Silent films get new reel at London haven
The Straits Times|November 25, 2024
The black-and-white silent movie flickered into life as the pianist started up with a dramatic flourish.
Silent films get new reel at London haven

Cue the latest exploits of daring master criminal Three-Fingered Kate.

The head of a gang behind a string of audacious robberies, Kate - who is missing the last two digits of her right hand - always manages to outwit her rival, Sheerluck Finch, also known as fictional detective Sherlock Holmes.

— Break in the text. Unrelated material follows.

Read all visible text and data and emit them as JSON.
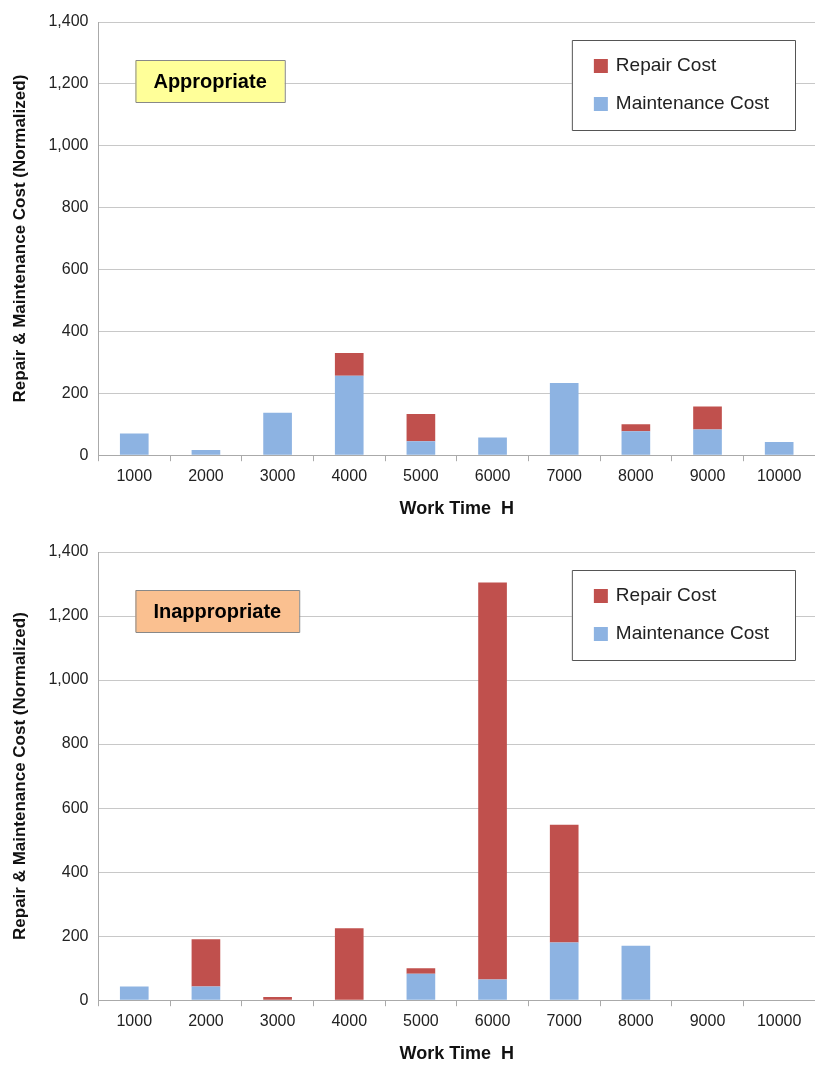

Nearly a century after the first "talkies" displaced silent movies for good, a society of London cinephiles still gathers regularly to celebrate these largely forgotten works from the dawn of cinema.

The Kennington Bioscope searches out rare films from the era - many not seen for many decades - and screens them with live improvised accompaniment on the piano, just as they would have been a century ago.

In a curious twist, the cavernous venue where the Bioscope meets - now home to London's Cinema Museum - was formerly the chapel of the 19th-century south London workhouse to which a young Charlie Chaplin was sent.

"It's an amazing synchronicity," said silent film devotee Alex Kirstukas, 32.

Chaplin, the legendary British comic actor and director, grew up in poverty nearby before beginning his career in the silent era.

Along with his struggling theatre hall artiste mother and elder brother, he was sent to the workhouse - grim institutions for the destitute - twice before the age of nine.